Dennoch lässt sich der Bosnier seine Zweifel an der Richtigkeit der Entscheidung nicht verbieten: "Ich bin selbstverständlich nicht damit einverstanden, aber ich bin ja nur ein kleines Licht. Der ganze Vorgang zeigt, dass Fußball kein ehrlicher Sport mehr ist", sagte der Bundesliga-Torschützenkönig der vergangenen Saison.
Hoogma rügt "Zick-Zack-Kurs"
Was in der Mannschaft niemand begreift: Warum sprach sich die HSV-Führung nach dem 3:3 gegen Gladbach zunächst für Pagelsdorf aus, um ihn dann am Montag doch abzusetzen?
"Ich hätte - wenn überhaupt - unmittelbar nach dem Gladbach-Spiel mit einem solchen Schritt gerechnet. Am nächsten Tag kam er umso überraschender", so der wochenlang verletzte, inzwischen aber genesene Torjäger Barbarez.
"Dieser Zickzack-Kurs war nicht gut. Ich kann das Wischiwaschi der letzten Tage und die Entscheidung über den Trainer so nicht nachvollziehen. Wir brauchen eine klare Linie um erfolgreich sein zu können. Das habe ich der Vereinsführung auch so mitgeteilt", macht Mannschaftskapitän Jan Hoogma deutlich. Pagelsdorfs Rauswurf fühle sich "wie eine Niederlage an, die sehr weh tut."
"Nach vorne schauen"
Stürmer Erik Meijer beschreibt derweil die verschiedenen Facetten der Entlassung Pagelsdorfs: "Er hat mich vor acht Monaten hierher geholt, nun ist er nicht mehr da. Natürlich finde ich es schade, dass er gehen muss. Auf der anderen Seite bin ich gekommen, um erfolgreich zu sein. Und erfolgreich waren wir nicht. Das aber ist es, was ein guter Trainer braucht: Erfolg."

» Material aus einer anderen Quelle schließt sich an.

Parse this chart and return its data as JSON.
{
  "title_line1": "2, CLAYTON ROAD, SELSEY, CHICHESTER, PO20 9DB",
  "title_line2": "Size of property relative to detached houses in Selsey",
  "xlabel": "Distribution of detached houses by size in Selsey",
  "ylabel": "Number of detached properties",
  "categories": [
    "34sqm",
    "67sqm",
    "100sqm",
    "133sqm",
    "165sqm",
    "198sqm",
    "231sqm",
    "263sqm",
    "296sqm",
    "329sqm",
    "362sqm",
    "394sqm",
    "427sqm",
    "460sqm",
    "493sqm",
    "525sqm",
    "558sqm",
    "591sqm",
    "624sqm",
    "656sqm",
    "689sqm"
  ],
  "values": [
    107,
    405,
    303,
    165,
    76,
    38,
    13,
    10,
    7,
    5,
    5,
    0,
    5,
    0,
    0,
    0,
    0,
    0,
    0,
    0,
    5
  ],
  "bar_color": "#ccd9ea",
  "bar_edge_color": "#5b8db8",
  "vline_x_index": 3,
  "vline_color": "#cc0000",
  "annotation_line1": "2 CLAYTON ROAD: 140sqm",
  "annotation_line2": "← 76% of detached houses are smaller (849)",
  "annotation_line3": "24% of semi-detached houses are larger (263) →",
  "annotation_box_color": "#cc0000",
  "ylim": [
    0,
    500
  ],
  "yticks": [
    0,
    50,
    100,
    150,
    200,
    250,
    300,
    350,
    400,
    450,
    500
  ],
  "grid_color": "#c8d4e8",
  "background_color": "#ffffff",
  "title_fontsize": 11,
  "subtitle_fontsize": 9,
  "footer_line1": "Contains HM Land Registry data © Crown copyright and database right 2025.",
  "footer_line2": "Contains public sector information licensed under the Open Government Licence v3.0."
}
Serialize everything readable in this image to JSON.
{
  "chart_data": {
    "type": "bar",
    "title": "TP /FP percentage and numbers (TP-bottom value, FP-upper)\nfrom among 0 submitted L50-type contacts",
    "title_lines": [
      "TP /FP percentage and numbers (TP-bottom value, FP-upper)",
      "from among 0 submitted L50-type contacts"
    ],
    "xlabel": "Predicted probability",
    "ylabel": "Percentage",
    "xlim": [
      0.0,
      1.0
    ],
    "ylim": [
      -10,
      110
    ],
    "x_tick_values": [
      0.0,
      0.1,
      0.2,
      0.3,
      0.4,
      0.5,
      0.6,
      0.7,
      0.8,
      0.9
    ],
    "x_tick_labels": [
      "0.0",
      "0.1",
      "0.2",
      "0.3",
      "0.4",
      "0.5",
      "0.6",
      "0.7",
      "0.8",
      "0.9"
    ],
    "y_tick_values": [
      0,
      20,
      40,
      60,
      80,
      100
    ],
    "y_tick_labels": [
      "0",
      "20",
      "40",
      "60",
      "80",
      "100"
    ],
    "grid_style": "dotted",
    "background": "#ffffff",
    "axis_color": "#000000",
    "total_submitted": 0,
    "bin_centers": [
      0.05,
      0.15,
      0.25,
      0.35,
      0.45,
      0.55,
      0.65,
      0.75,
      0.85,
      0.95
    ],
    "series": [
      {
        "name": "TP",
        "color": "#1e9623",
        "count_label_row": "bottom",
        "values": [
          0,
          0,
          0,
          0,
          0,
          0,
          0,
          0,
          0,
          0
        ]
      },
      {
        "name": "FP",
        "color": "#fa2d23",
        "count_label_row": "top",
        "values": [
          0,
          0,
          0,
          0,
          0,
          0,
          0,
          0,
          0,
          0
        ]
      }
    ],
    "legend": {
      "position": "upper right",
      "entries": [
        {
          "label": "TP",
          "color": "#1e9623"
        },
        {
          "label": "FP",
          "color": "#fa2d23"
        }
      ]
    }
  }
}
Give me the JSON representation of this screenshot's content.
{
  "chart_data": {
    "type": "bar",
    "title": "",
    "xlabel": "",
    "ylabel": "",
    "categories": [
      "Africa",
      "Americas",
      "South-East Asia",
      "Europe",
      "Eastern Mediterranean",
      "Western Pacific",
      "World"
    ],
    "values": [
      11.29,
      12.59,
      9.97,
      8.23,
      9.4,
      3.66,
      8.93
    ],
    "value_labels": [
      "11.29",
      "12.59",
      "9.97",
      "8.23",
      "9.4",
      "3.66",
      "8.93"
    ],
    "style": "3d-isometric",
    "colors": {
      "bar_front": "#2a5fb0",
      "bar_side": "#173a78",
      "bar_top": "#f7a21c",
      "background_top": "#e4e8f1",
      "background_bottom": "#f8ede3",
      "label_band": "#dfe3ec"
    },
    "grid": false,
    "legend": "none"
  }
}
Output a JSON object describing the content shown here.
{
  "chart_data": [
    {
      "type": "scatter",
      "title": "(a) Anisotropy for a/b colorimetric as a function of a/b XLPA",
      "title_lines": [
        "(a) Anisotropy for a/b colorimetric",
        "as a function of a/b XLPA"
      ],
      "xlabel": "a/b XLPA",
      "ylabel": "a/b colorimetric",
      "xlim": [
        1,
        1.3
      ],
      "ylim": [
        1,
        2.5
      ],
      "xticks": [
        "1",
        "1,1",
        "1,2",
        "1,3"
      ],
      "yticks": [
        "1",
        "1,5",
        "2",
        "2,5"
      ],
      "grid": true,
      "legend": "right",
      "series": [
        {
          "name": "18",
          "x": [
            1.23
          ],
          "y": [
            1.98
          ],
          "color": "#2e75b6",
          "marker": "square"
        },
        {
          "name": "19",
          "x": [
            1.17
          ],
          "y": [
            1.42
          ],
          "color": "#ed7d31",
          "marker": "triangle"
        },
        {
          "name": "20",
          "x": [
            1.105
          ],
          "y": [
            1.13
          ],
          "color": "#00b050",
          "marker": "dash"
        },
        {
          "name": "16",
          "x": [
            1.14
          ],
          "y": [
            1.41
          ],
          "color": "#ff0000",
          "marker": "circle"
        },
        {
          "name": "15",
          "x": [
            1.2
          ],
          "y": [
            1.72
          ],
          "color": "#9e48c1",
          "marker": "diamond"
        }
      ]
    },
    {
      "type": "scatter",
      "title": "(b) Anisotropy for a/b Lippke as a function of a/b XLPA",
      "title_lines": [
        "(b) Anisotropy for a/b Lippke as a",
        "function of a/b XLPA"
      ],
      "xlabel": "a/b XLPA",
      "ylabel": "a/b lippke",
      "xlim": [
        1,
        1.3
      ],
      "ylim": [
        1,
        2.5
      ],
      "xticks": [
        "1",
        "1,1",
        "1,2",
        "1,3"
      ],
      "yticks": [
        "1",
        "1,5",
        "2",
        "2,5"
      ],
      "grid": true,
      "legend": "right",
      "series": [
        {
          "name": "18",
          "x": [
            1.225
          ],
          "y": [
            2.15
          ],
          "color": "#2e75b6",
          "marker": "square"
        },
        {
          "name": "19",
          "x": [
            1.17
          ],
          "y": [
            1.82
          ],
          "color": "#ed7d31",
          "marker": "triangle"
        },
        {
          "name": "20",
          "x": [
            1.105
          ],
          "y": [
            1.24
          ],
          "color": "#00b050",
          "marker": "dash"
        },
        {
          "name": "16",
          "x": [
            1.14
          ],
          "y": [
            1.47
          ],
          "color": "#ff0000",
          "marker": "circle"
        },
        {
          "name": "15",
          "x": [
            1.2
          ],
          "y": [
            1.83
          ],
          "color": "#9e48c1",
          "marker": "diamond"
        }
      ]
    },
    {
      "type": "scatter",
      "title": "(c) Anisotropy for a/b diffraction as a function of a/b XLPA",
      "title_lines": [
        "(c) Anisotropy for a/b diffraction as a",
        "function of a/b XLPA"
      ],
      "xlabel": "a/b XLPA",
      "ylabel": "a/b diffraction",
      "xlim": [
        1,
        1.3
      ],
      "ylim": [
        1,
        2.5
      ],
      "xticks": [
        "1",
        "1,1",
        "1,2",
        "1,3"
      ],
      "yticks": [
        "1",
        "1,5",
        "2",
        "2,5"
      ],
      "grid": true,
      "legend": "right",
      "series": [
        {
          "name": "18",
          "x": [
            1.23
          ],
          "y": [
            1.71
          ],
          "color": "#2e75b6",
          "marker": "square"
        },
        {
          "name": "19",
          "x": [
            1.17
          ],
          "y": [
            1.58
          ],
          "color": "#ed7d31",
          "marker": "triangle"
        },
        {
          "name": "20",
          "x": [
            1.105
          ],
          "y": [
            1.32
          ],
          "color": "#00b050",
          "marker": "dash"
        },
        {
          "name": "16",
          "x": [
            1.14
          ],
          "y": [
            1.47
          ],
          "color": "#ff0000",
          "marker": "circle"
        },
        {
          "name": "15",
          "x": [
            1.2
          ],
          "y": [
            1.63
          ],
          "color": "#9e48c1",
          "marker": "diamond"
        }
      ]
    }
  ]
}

"Nach vorne schauen" müsse man - und das wollten sie alle am Dienstag, auch wenn alles "sehr schade für Pagelsdorf und uns Spieler" sei, wie Roy Präger meint.
Die HSV-Profis zwischen Betroffenheit, Verärgerung und Diplomatie. Dazu abschließend Heimkehrer Jörg Albertz: "Die Situation ist sicher nicht leicht, aber wir müssen den Entschluss des Vereins akzeptieren und damit leben. Was können wir jetzt noch daran ändern? Wichtig ist nun, dass wir gegen Bremen gewinnen. So ist das nun einmal in diesem Geschäft."